A decade ago, things were looking pretty dire. In October 2009, the U.S. unemployment rate peaked at 10%, and the Federal Reserve was scrambling to incite calm in a very jittery stock market and U.S. economy.
Just seven months earlier, the Dow Jones Industrial Average, Nasdaq Composite, and broad-based S&P 500 all hit multiyear lows.

But things have rebounded in a big way over the past decade. We're currently in the midst of the longest expansionary period for the U.S. economy in recorded history. The unemployment rate is at a nearly 50-YEAR low, and the Dow, Nasdaq, and S&P 500 have all hit record highs since the Great Recession.

Unfortunately, all good things must come to an end.

Right now there are a few red flags indicating that there could be trouble ahead for the U.S. economy and the stock market.

The first red flag is the inverted yield curve. A yield curve inversion happens when longer-maturing bonds have a lower yield than shorter-maturing bonds.

Generally speaking, short-term bonds should have lower yields than long-term bonds. After all, if you're giving up your money for a longer period of time, you expect to be paid more for doing so.

But over the past couple of months, the 2-year and 10-year Treasury note swap places a few times, with the 2-year note bearing a higher yield than the 10-year -- which is known as the inversion.

Every single recession in the U.S. economy since World War II has been preceded by an inversion of the yield curve, although it's important to note that not all yield inversions have necessarily been followed by a recession.

Nevertheless, inversions don't come about unless there's some serious concern about the health of the U.S. economy.

A second concern for the economy is the current contraction in U.S. manufacturing.
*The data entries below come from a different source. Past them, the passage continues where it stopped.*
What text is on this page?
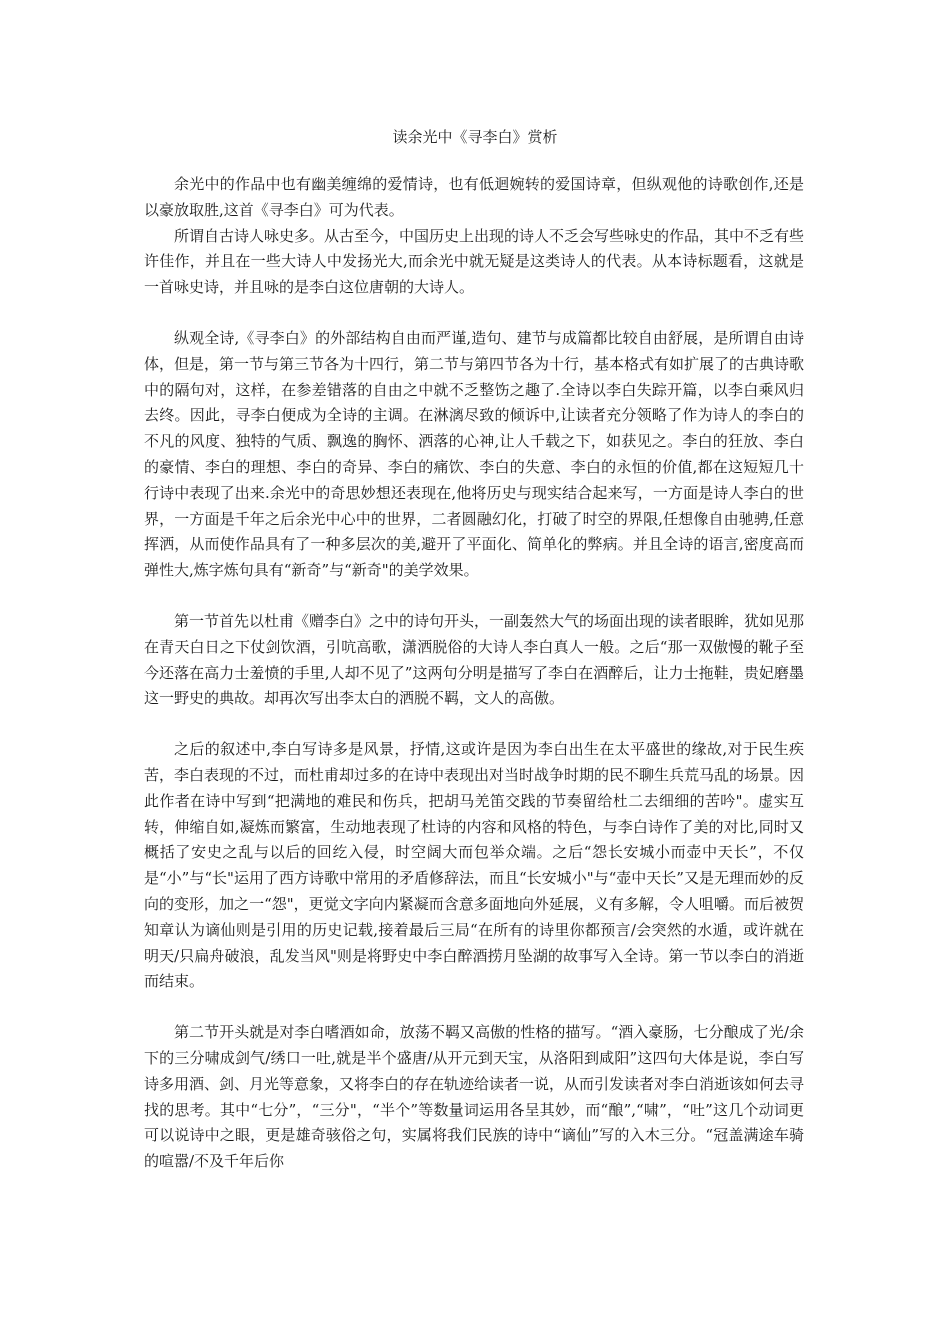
读余光中《寻李白》赏析

余光中的作品中也有幽美缠绵的爱情诗，也有低迴婉转的爱国诗章，但纵观他的诗歌创作,还是以豪放取胜,这首《寻李白》可为代表。

所谓自古诗人咏史多。从古至今，中国历史上出现的诗人不乏会写些咏史的作品，其中不乏有些许佳作，并且在一些大诗人中发扬光大,而余光中就无疑是这类诗人的代表。从本诗标题看，这就是一首咏史诗，并且咏的是李白这位唐朝的大诗人。

纵观全诗,《寻李白》的外部结构自由而严谨,造句、建节与成篇都比较自由舒展，是所谓自由诗体，但是，第一节与第三节各为十四行，第二节与第四节各为十行，基本格式有如扩展了的古典诗歌中的隔句对，这样，在参差错落的自由之中就不乏整饬之趣了.全诗以李白失踪开篇，以李白乘风归去终。因此，寻李白便成为全诗的主调。在淋漓尽致的倾诉中,让读者充分领略了作为诗人的李白的不凡的风度、独特的气质、飘逸的胸怀、洒落的心神,让人千载之下，如获见之。李白的狂放、李白的豪情、李白的理想、李白的奇异、李白的痛饮、李白的失意、李白的永恒的价值,都在这短短几十行诗中表现了出来.余光中的奇思妙想还表现在,他将历史与现实结合起来写，一方面是诗人李白的世界，一方面是千年之后余光中心中的世界，二者圆融幻化，打破了时空的界限,任想像自由驰骋,任意挥洒，从而使作品具有了一种多层次的美,避开了平面化、简单化的弊病。并且全诗的语言,密度高而弹性大,炼字炼句具有“新奇”与“新奇"的美学效果。

第一节首先以杜甫《赠李白》之中的诗句开头，一副轰然大气的场面出现的读者眼眸，犹如见那在青天白日之下仗剑饮酒，引吭高歌，潇洒脱俗的大诗人李白真人一般。之后“那一双傲慢的靴子至今还落在高力士羞愤的手里,人却不见了”这两句分明是描写了李白在酒醉后，让力士拖鞋，贵妃磨墨这一野史的典故。却再次写出李太白的洒脱不羁，文人的高傲。

之后的叙述中,李白写诗多是风景，抒情,这或许是因为李白出生在太平盛世的缘故,对于民生疾苦，李白表现的不过，而杜甫却过多的在诗中表现出对当时战争时期的民不聊生兵荒马乱的场景。因此作者在诗中写到“把满地的难民和伤兵，把胡马羌笛交践的节奏留给杜二去细细的苦吟"。虚实互转，伸缩自如,凝炼而繁富，生动地表现了杜诗的内容和风格的特色，与李白诗作了美的对比,同时又概括了安史之乱与以后的回纥入侵，时空阔大而包举众端。之后“怨长安城小而壶中天长”，不仅是“小”与“长"运用了西方诗歌中常用的矛盾修辞法，而且“长安城小"与“壶中天长”又是无理而妙的反向的变形，加之一“怨"，更觉文字向内紧凝而含意多面地向外延展，义有多解，令人咀嚼。而后被贺知章认为谪仙则是引用的历史记载,接着最后三局“在所有的诗里你都预言/会突然的水遁，或许就在明天/只扁舟破浪，乱发当风"则是将野史中李白醉酒捞月坠湖的故事写入全诗。第一节以李白的消逝而结束。

第二节开头就是对李白嗜酒如命，放荡不羁又高傲的性格的描写。“酒入豪肠，七分酿成了光/余下的三分啸成剑气/绣口一吐,就是半个盛唐/从开元到天宝，从洛阳到咸阳”这四句大体是说，李白写诗多用酒、剑、月光等意象，又将李白的存在轨迹给读者一说，从而引发读者对李白消逝该如何去寻找的思考。其中“七分”，“三分"，“半个”等数量词运用各呈其妙，而“酿”,“啸”，“吐”这几个动词更可以说诗中之眼，更是雄奇骇俗之句，实属将我们民族的诗中“谪仙”写的入木三分。“冠盖满途车骑的喧嚣/不及千年后你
The Institute for Supply Management (ISM) releases its Purchasing Managers' Index (PMI) every month, which is a gauge for how the manufacturing sector is doing in the U.S., and in September, the PMI Index fell to 47.8%. That's the lowest percentage it's been since June 2009 and any reading below 50 signals a contraction.

There's little doubt that the ongoing trade war between the U.S. and China is the biggest headwind behind this confidence collapse in manufacturing.
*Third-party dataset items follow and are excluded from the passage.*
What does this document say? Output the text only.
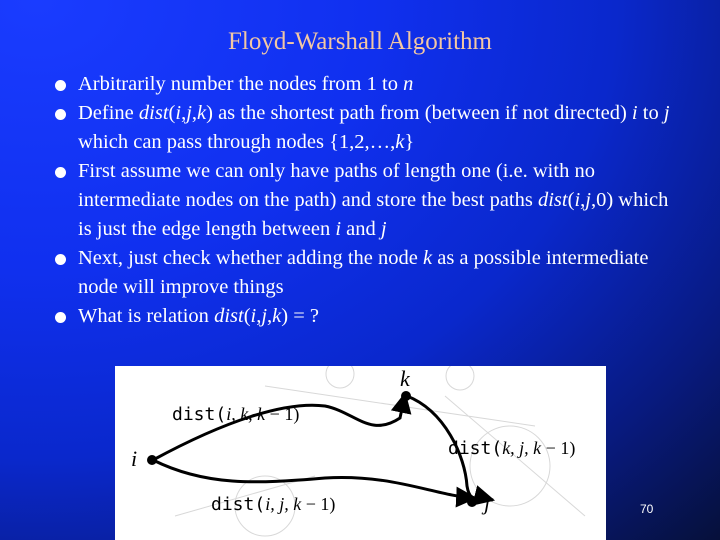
Floyd-Warshall Algorithm
Arbitrarily number the nodes from 1 to n
Define dist(i,j,k) as the shortest path from (between if not directed) i to j which can pass through nodes {1,2,…,k}
First assume we can only have paths of length one (i.e. with no intermediate nodes on the path) and store the best paths dist(i,j,0) which is just the edge length between i and j
Next, just check whether adding the node k as a possible intermediate node will improve things
What is relation dist(i,j,k) = ?
i
k
j
dist(i, k, k − 1)
dist(k, j, k − 1)
dist(i, j, k − 1)	70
Peter Boockvar, the chief investment officer at Bleakley Advisory Group, recently said that, "We have now tariffed our way into a manufacturing recession in the U.S. and globally."

The U.S. and China have been trying to work out a long-term trade deal for more than a year now, with tariffs being imposed on and off for the past 15 months.

There simply is no quick fix to the trade war, and the longer it lingers, the more U.S. manufacturing may suffer.

Lastly, history would suggest that the stock market and U.S. economy are primed for a recession.

Despite more than 10 years of expansion, there's a good probability that a recession will happen sooner rather than later.

The U.S. has had 14 recessions over the past 90 years, or about one every 6.5 years. Even though the U.S. economy doesn't stick to averages, this long-term data is pretty clear that recessions are a natural and unavoidable part of the economic cycle.

We also know that stock market corrections are perfectly normal. In fact, the S&P 500 has had 37 corrections of at least 10% since 1950.

The bottom line is that no matter what the U.S. economy has historically thrown at the Dow, Nasdaq, or S&P 500, they've always bounced back stronger than they were before. That's why long-term investors continue to be rewarded for their patience.